Свидетельницей другого выступления Американца (отчасти поддержанного Ф. И. Тютчевым) против автора «Мёртвых душ» оказалась Александра Осиповна Смирнова-Россет. 3 ноября 1844 года она оповестила писателя: «У Ростопчиной при Вяземском, Самарине и Толстом разговорились о духе, в котором написаны ваши „Мёртвые души“, и Толстой сделал замечание, что вы всех русских представили в отвратительном виде, тогда как всем малороссиянам дали вы что-то вселяющее участие, несмотря на смешные стороны их; что даже и смешные стороны имеют что-то наивно-приятное; что у вас нет ни одного хохла такого подлого, как Ноздрёв; что Коробочка не гадка именно потому, что она хохлачка. Он, Толстой, видит даже невольно вырвавшееся небратство в том, что когда разговаривают два мужика и вы говорите: „два русских мужика“; Толстой и после него Тютчев, весьма умный человек, тоже заметили, что москвич уже никак бы не сказал „два русских мужика“. Оба говорили, что ваша вся душа хохлацкая вылилась в „Тарасе Бульбе“, где с такой любовью вы выставили Тараса, Андрия и Остапа»[930].
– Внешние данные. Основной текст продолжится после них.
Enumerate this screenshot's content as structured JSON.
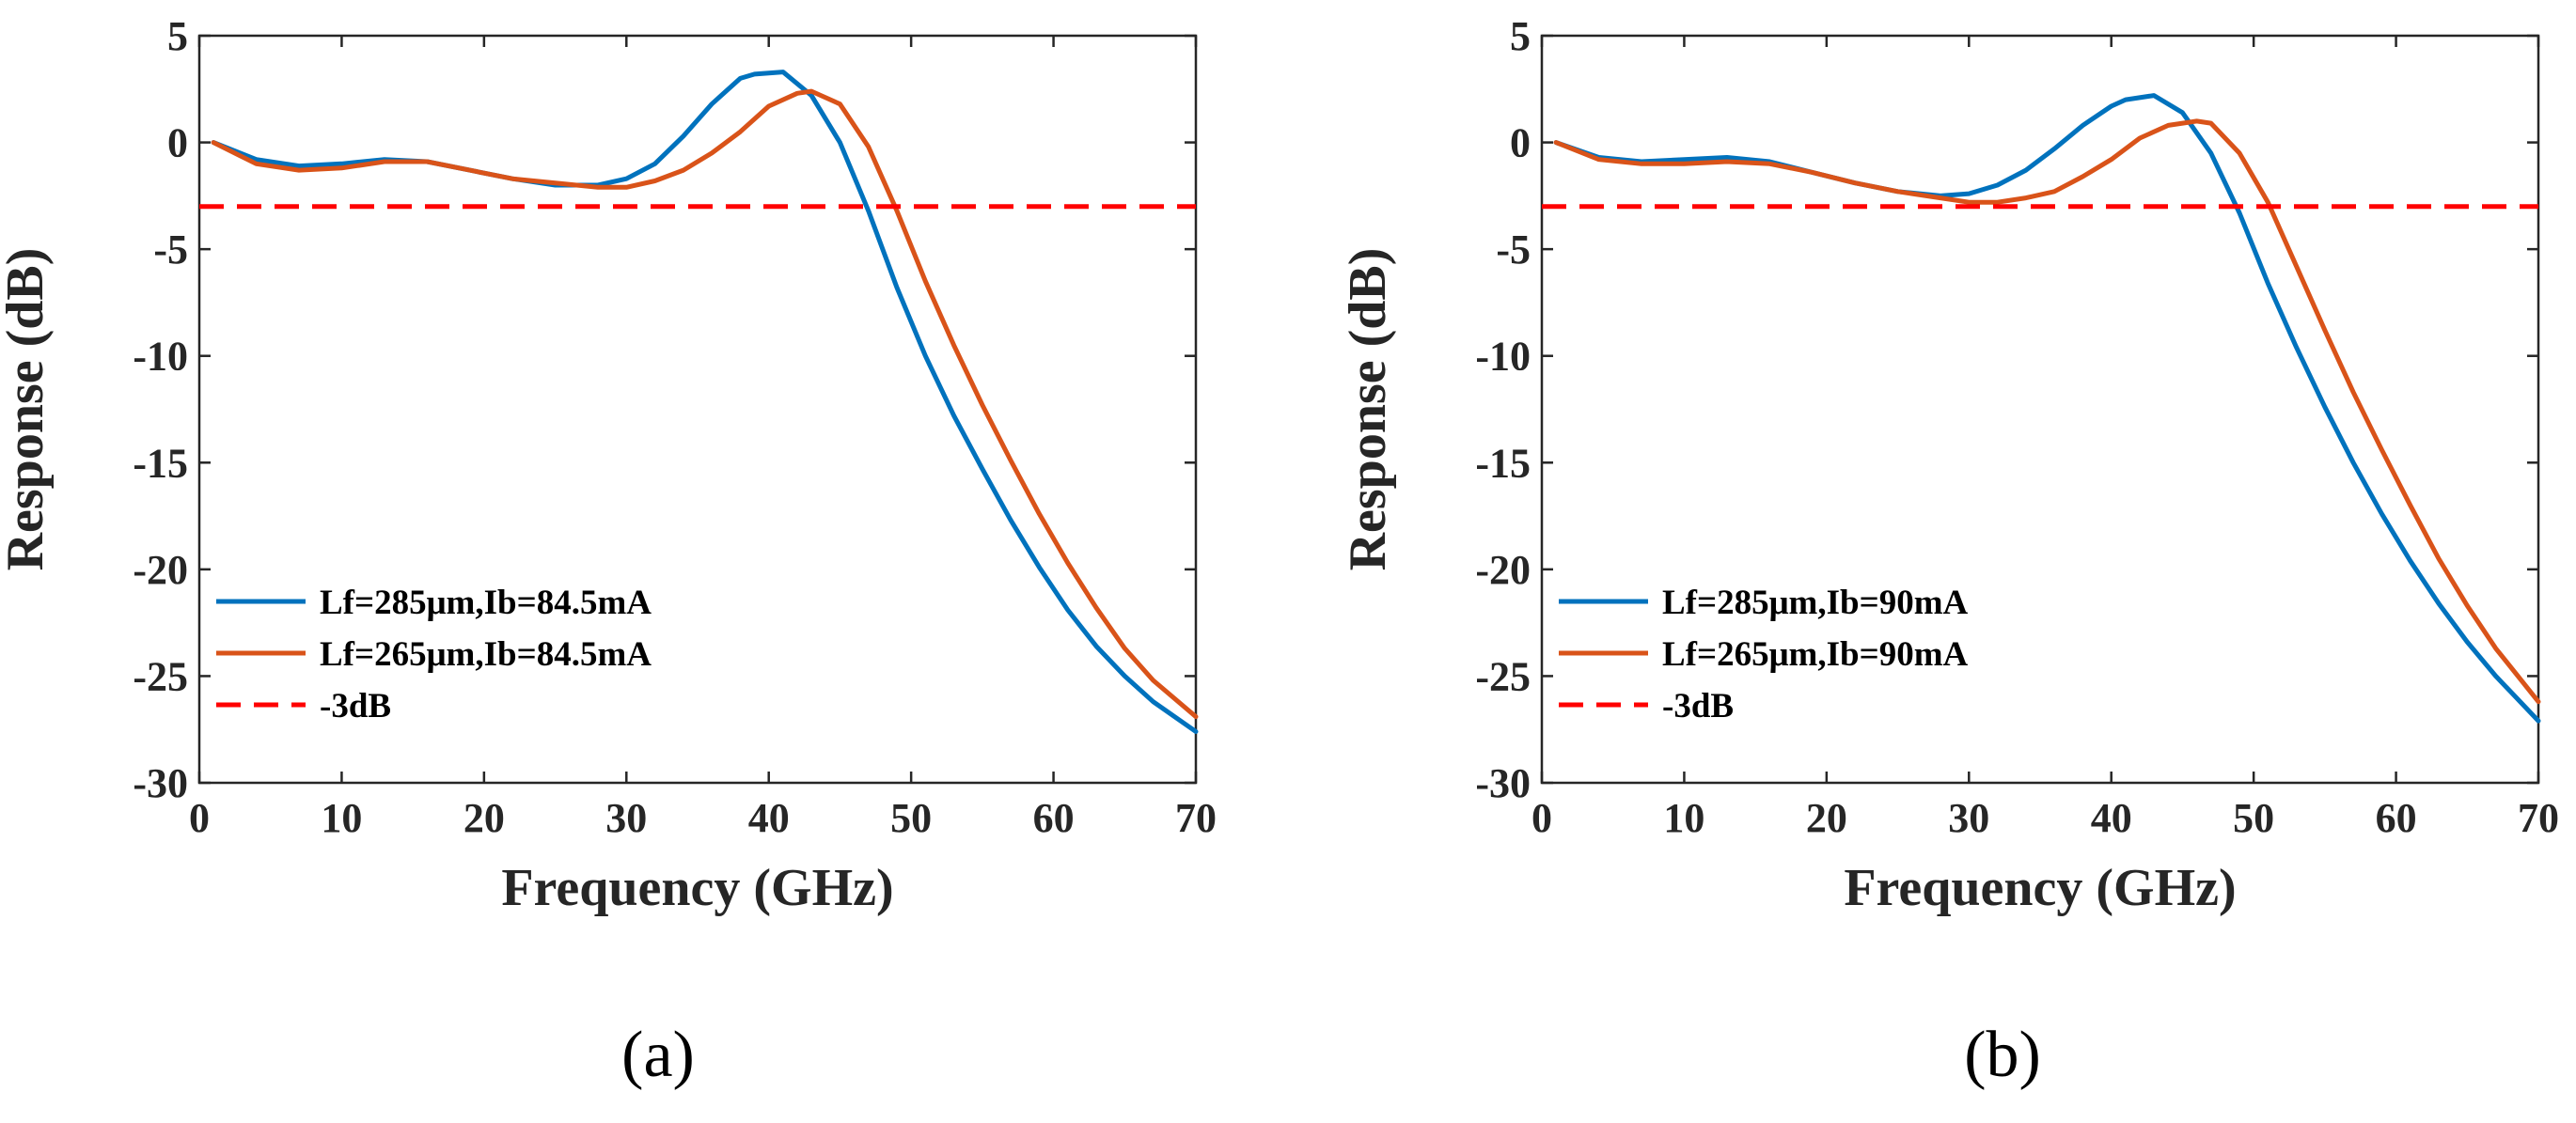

В филиппиках Американца наличествовала, по всей видимости, и глубоко запрятанная, «нутряная» неприязнь аристократа к худородному, неопрятному и чванливому бумагомарателю. Вышло, похоже, так, что невесть откуда взявшийся и вошедший в моду Николай Яновский-Гоголь стал для графа Толстого одним из одушевлённых символов наступивших пасмурных времён — века торжествующего хамства, хихиканья над святым и книг с базара; века, не шедшего ни в какое сравнение с благородной и ясной эпохой толстовской молодости. Расслышав единственно гоголевский смех над русскостью, Американец возмутился до глубины живой души, — и гнев ослепил Толстого. Обычно проницательный граф оставил без внимания и намёк хохла на «незримые, неведомые миру слёзы», и даже его «бойкую необгонимую тройку».